I see this all the time in QA when we're doing root cause analysis of production problems. The last 5 production hotfixes I have investigated were chalked up to:
1. Miswritten requirement
2. Hardware issue on new server
3. Known problem that we opted to hotfix after production release
4. Marketing request
5. External issue not seen in QA
QA managers like to do root cause analysis because the hope is that we can deflect some of the "why didn't you catch this" interrogation. (To be fair, my current culture doesn't work that way but I do have some scars from old employers.) But how "root" are my root causes? Let's review...
1. Miswritten requirement - ok fair enough, we implemented the requirement as stated and as stated it was wrong. But how could we have corrected this? Would a few minutes of extra conversation spurred the product owner to correct this information? Was the product owner herself misinformed on what the customer needed? Does the tool we use allow for sufficient input of the *right* information?

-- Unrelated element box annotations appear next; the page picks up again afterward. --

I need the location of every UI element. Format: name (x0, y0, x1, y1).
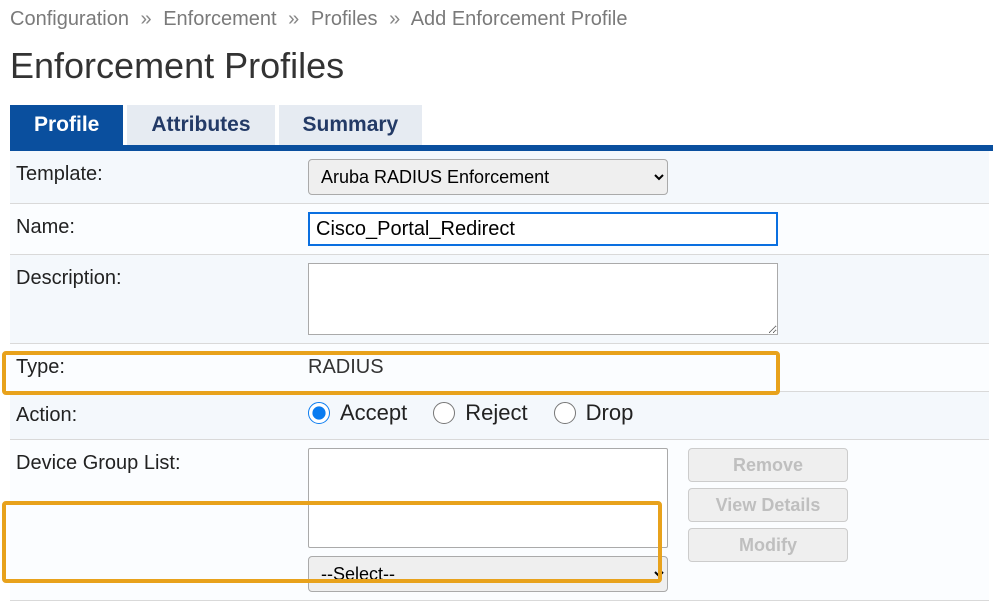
breadcrumb-item[interactable]: Profiles (311, 8, 378, 30)
row-description: Description: (10, 255, 989, 344)
chevron-right-icon: » (141, 8, 152, 30)
remove-button[interactable]: Remove (688, 448, 848, 482)
profile-form: Template: Aruba RADIUS Enforcement Name:… (10, 151, 989, 601)
name-label: Name: (10, 204, 300, 251)
type-value: RADIUS (308, 352, 384, 383)
action-label: Action: (10, 392, 300, 439)
row-type: Type: RADIUS (10, 344, 989, 392)
device-group-list-box[interactable] (308, 448, 668, 548)
action-reject-radio[interactable] (433, 402, 455, 424)
page-title: Enforcement Profiles (0, 35, 999, 105)
breadcrumb-item: Add Enforcement Profile (411, 8, 628, 30)
action-drop[interactable]: Drop (554, 400, 634, 426)
type-label: Type: (10, 344, 300, 391)
action-drop-label: Drop (586, 400, 634, 426)
breadcrumb-item[interactable]: Enforcement (163, 8, 276, 30)
action-drop-radio[interactable] (554, 402, 576, 424)
action-accept[interactable]: Accept (308, 400, 407, 426)
chevron-right-icon: » (389, 8, 400, 30)
row-name: Name: (10, 204, 989, 255)
device-group-list-label: Device Group List: (10, 440, 300, 487)
action-reject[interactable]: Reject (433, 400, 527, 426)
device-group-select[interactable]: --Select-- (308, 556, 668, 592)
tab-attributes[interactable]: Attributes (127, 105, 274, 145)
row-action: Action: Accept Reject Drop (10, 392, 989, 440)
action-reject-label: Reject (465, 400, 527, 426)
breadcrumb-item[interactable]: Configuration (10, 8, 129, 30)
tab-profile[interactable]: Profile (10, 105, 123, 145)
modify-button[interactable]: Modify (688, 528, 848, 562)
breadcrumb: Configuration » Enforcement » Profiles »… (0, 0, 999, 35)
template-label: Template: (10, 151, 300, 198)
name-input[interactable] (308, 212, 778, 246)
action-accept-radio[interactable] (308, 402, 330, 424)
tab-bar: Profile Attributes Summary (0, 105, 999, 145)
tab-summary[interactable]: Summary (279, 105, 423, 145)
row-template: Template: Aruba RADIUS Enforcement (10, 151, 989, 204)
template-select[interactable]: Aruba RADIUS Enforcement (308, 159, 668, 195)
description-textarea[interactable] (308, 263, 778, 335)
action-radio-group: Accept Reject Drop (308, 400, 633, 426)
row-device-group-list: Device Group List: --Select-- Remove Vie… (10, 440, 989, 601)
action-accept-label: Accept (340, 400, 407, 426)
chevron-right-icon: » (288, 8, 299, 30)
description-label: Description: (10, 255, 300, 302)
view-details-button[interactable]: View Details (688, 488, 848, 522)
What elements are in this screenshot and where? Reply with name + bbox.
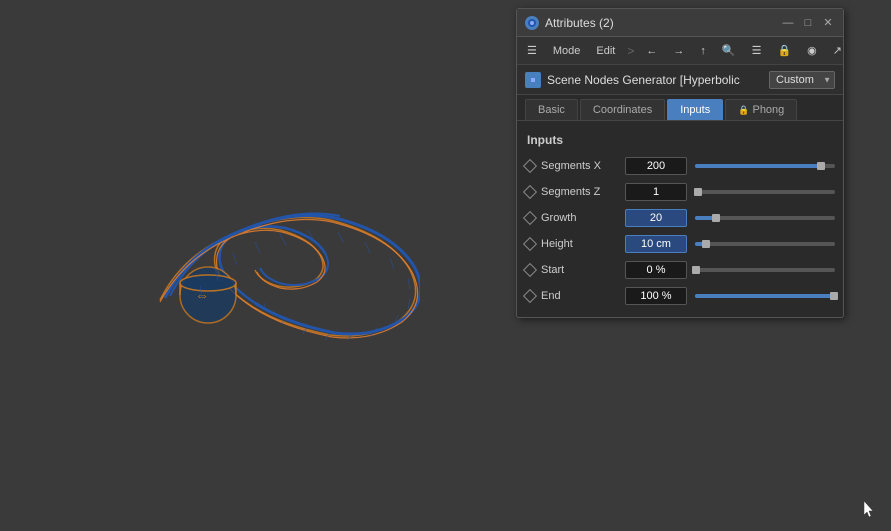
- node-header: Scene Nodes Generator [Hyperbolic Custom…: [517, 65, 843, 95]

2. Hardware issue on new server. Again, QA was not directly responsible for this, but it affected production nonetheless. Should QA have been aware of this new server and involved in testing before launching it? Do we need to make ourselves more available to do extra checks of this sort? Have we pigeonholed ourselves as software testers when we should be supporting our TechOps teams also? What skills do we need to build to be able to support hardware testing?
3. Known problem that we opted to hotfix later - what in our process is flawed where we would rather put out code we know is bad than try to correct it and risk creating a bigger problem? Would putting out smaller, more focused releases have kept the risk to enough of a minimum where we could avoid shipping code we know is bad?
4. Marketing request - similar to the above. Could more regular, more focused releases support marketing initiatives so that we would not have to put the label "hotfix" on what was actually a desire to get a potentially money-making feature into production? How can QA support getting these types of releases to production with minimal risk?
5. External issue not seen in QA. We love these don't we? Don't we feel a little self-satisfaction when we can throw these back? But this is where we can potentially do the most good. No system is an island, and with automated unit testing becoming de rigeur, the moving parts are the parts we need to be focusing on, not the actual lines of code. If we're not catching this stuff in QA, why? Any difference between QA and prod, whether intentional or not, needs to be accounted for in testing and some risk assessment should be taking place. Do we need to improve or alter our performance tests to account for some production scenario? Are there configuration differences that we need to take into account or that we need to try to simulate? Is there a third party we need to work more closely with in our test environments?
Creating and maintaining a quality system, a quality user experience, means creating a quality process. We need to do more than be able to explain how production issues aren't our fault (even when they aren't). Production issues are what happens when good people meet bad processes, and it is our responsibility to apply what we know about the entire system, from an organizational level on down, to eliminate those issues.